Deciding--and explaining--whether to give money to friends and family can be tricky for relationships. iStockPhoto // Marina Demeshko

saving money, saving relationships

When a friend or family member asks for money and you are unable or unwilling to help, how do you say no without damaging the relationship? A new study by Kristen McNeill and Rachael Pierotti in Socio-Economic Review investigates this universal dilemma through interviews and focus groups with factory workers in Cote d’Ivoire. The findings suggest that the practice of earmarking, or explaining that one’s money is already set aside for another purpose, can resolve this dilemma, leaving one’s savings—and the relationship—intact after a monetary ask.
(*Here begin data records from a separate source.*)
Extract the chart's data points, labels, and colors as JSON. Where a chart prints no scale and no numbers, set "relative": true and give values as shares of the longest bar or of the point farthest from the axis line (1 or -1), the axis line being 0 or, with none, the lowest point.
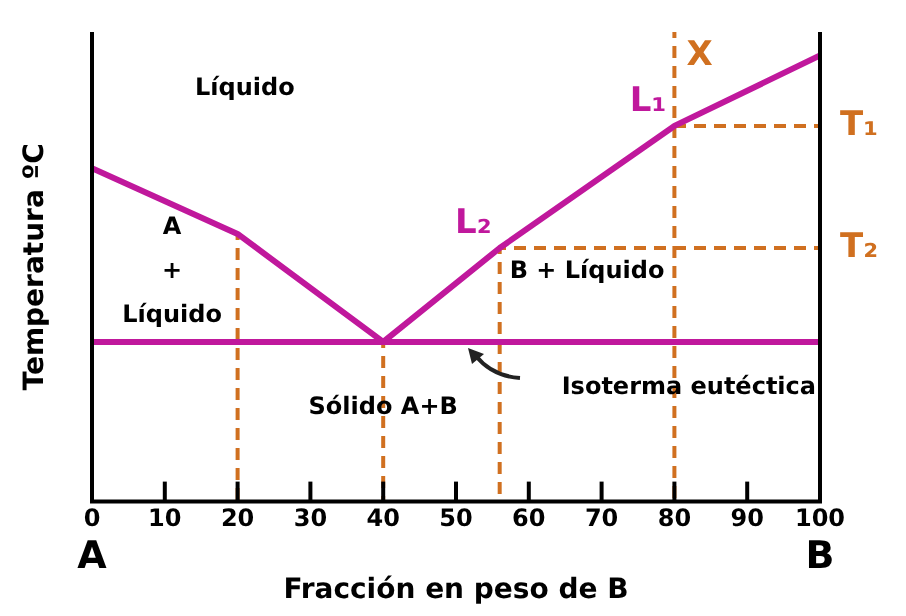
{
  "chart_data": {
    "type": "line",
    "relative": true,
    "xlabel": "Fracción en peso de B",
    "ylabel": "Temperatura ºC",
    "xlim": [
      0,
      100
    ],
    "xticks": [
      0,
      10,
      20,
      30,
      40,
      50,
      60,
      70,
      80,
      90,
      100
    ],
    "legend": false,
    "grid": false,
    "marker": "none",
    "series": [
      {
        "color": "#c0189c",
        "line_style": "solid",
        "x": [
          0,
          20,
          40
        ],
        "values": [
          0.71,
          0.57,
          0.34
        ]
      },
      {
        "color": "#c0189c",
        "line_style": "solid",
        "x": [
          40,
          56,
          80,
          100
        ],
        "values": [
          0.34,
          0.54,
          0.8,
          0.95
        ]
      },
      {
        "color": "#d07020",
        "line_style": "dashed",
        "x": [
          20,
          20
        ],
        "values": [
          0,
          0.57
        ]
      },
      {
        "color": "#d07020",
        "line_style": "dashed",
        "x": [
          40,
          40
        ],
        "values": [
          0,
          0.34
        ]
      },
      {
        "color": "#d07020",
        "line_style": "dashed",
        "x": [
          56,
          56
        ],
        "values": [
          0,
          0.54
        ]
      },
      {
        "color": "#d07020",
        "line_style": "dashed",
        "x": [
          80,
          80
        ],
        "values": [
          0,
          1
        ]
      },
      {
        "color": "#d07020",
        "line_style": "dashed",
        "x": [
          56,
          100
        ],
        "values": [
          0.54,
          0.54
        ]
      },
      {
        "color": "#d07020",
        "line_style": "dashed",
        "x": [
          80,
          100
        ],
        "values": [
          0.8,
          0.8
        ]
      }
    ],
    "ref_lines": [
      {
        "axis": "y",
        "value": 0.34,
        "color": "#c0189c",
        "label": "Isoterma eutéctica"
      }
    ],
    "annotations": [
      "Líquido",
      "A\n+\nLíquido",
      "B + Líquido",
      "Sólido A+B",
      "A",
      "B",
      {
        "text": "L₁",
        "x": 80,
        "y": 0.8
      },
      {
        "text": "L₂",
        "x": 56,
        "y": 0.54
      },
      {
        "text": "T₁",
        "x": 100,
        "y": 0.8
      },
      {
        "text": "T₂",
        "x": 100,
        "y": 0.54
      },
      {
        "text": "X",
        "x": 80,
        "y": 1
      }
    ]
  }
}
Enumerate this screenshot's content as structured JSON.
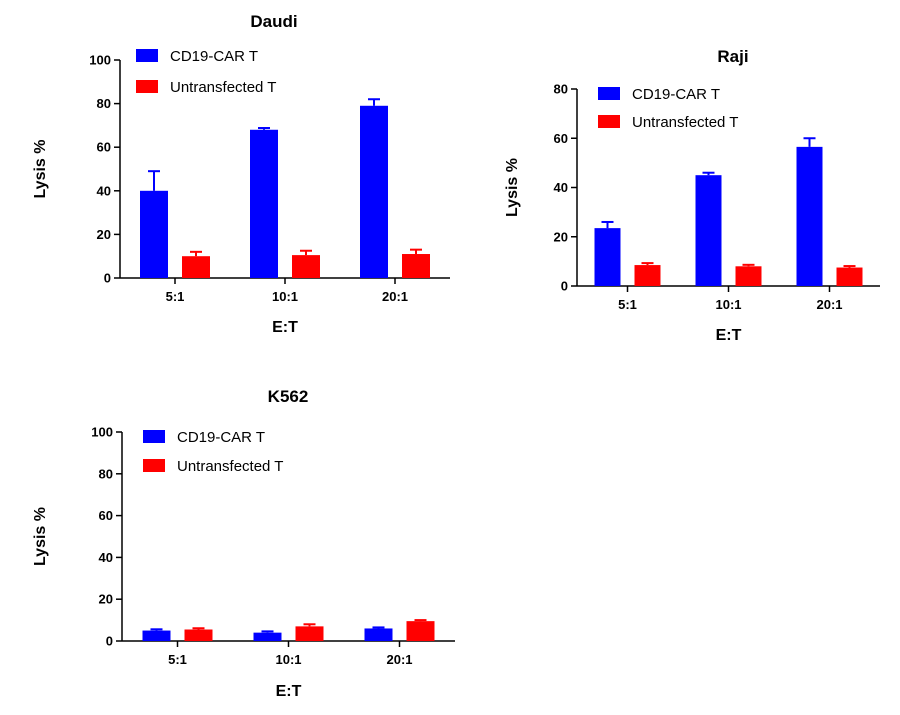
{
  "chart_data": [
    {
      "type": "bar",
      "title": "Daudi",
      "xlabel": "E:T",
      "ylabel": "Lysis %",
      "ylim": [
        0,
        100
      ],
      "yticks": [
        0,
        20,
        40,
        60,
        80,
        100
      ],
      "categories": [
        "5:1",
        "10:1",
        "20:1"
      ],
      "legend_position": "top-left",
      "series": [
        {
          "name": "CD19-CAR T",
          "color": "#0000FF",
          "values": [
            40,
            68,
            79
          ],
          "errors": [
            9,
            0.8,
            3
          ]
        },
        {
          "name": "Untransfected T",
          "color": "#FF0000",
          "values": [
            10,
            10.5,
            11
          ],
          "errors": [
            2,
            2,
            2
          ]
        }
      ]
    },
    {
      "type": "bar",
      "title": "Raji",
      "xlabel": "E:T",
      "ylabel": "Lysis %",
      "ylim": [
        0,
        80
      ],
      "yticks": [
        0,
        20,
        40,
        60,
        80
      ],
      "categories": [
        "5:1",
        "10:1",
        "20:1"
      ],
      "legend_position": "top-left",
      "series": [
        {
          "name": "CD19-CAR T",
          "color": "#0000FF",
          "values": [
            23.5,
            45,
            56.5
          ],
          "errors": [
            2.5,
            1,
            3.5
          ]
        },
        {
          "name": "Untransfected T",
          "color": "#FF0000",
          "values": [
            8.5,
            8,
            7.5
          ],
          "errors": [
            0.8,
            0.6,
            0.6
          ]
        }
      ]
    },
    {
      "type": "bar",
      "title": "K562",
      "xlabel": "E:T",
      "ylabel": "Lysis %",
      "ylim": [
        0,
        100
      ],
      "yticks": [
        0,
        20,
        40,
        60,
        80,
        100
      ],
      "categories": [
        "5:1",
        "10:1",
        "20:1"
      ],
      "legend_position": "top-left",
      "series": [
        {
          "name": "CD19-CAR T",
          "color": "#0000FF",
          "values": [
            5,
            4,
            6
          ],
          "errors": [
            0.6,
            0.6,
            0.5
          ]
        },
        {
          "name": "Untransfected T",
          "color": "#FF0000",
          "values": [
            5.5,
            7,
            9.5
          ],
          "errors": [
            0.6,
            1,
            0.5
          ]
        }
      ]
    }
  ]
}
In some cases, the rhetorical strategy of earmarking is deployed with all sincerity: a potential giver wants to help but genuinely feels they cannot. In other cases, when the asker is perceived as undeserving or the expense frivolous, a potential giver may fabricate an earmark as an excuse for not choosing to help. In both cases, earmarking provides a socially acceptable reason for refusal that helps maintain the relationship. Additionally, the authors demonstrate that an individual’s perception of being able to give is itself subjective. When the asker’s need is deemed sufficiently urgent and socially valued, like a medical expense, the potential giver generally feels able to give even if it means overriding an earmark.

The authors’ discovery that some earmarks are (or can be) overridden while others remain intact suggests the distinction between can’t help and won’t help is—at least when it comes to money—more complicated than it may initially appear. It also demonstrates that earmarking isn’t only a strategy for saving money, it’s a strategy for saving relationships.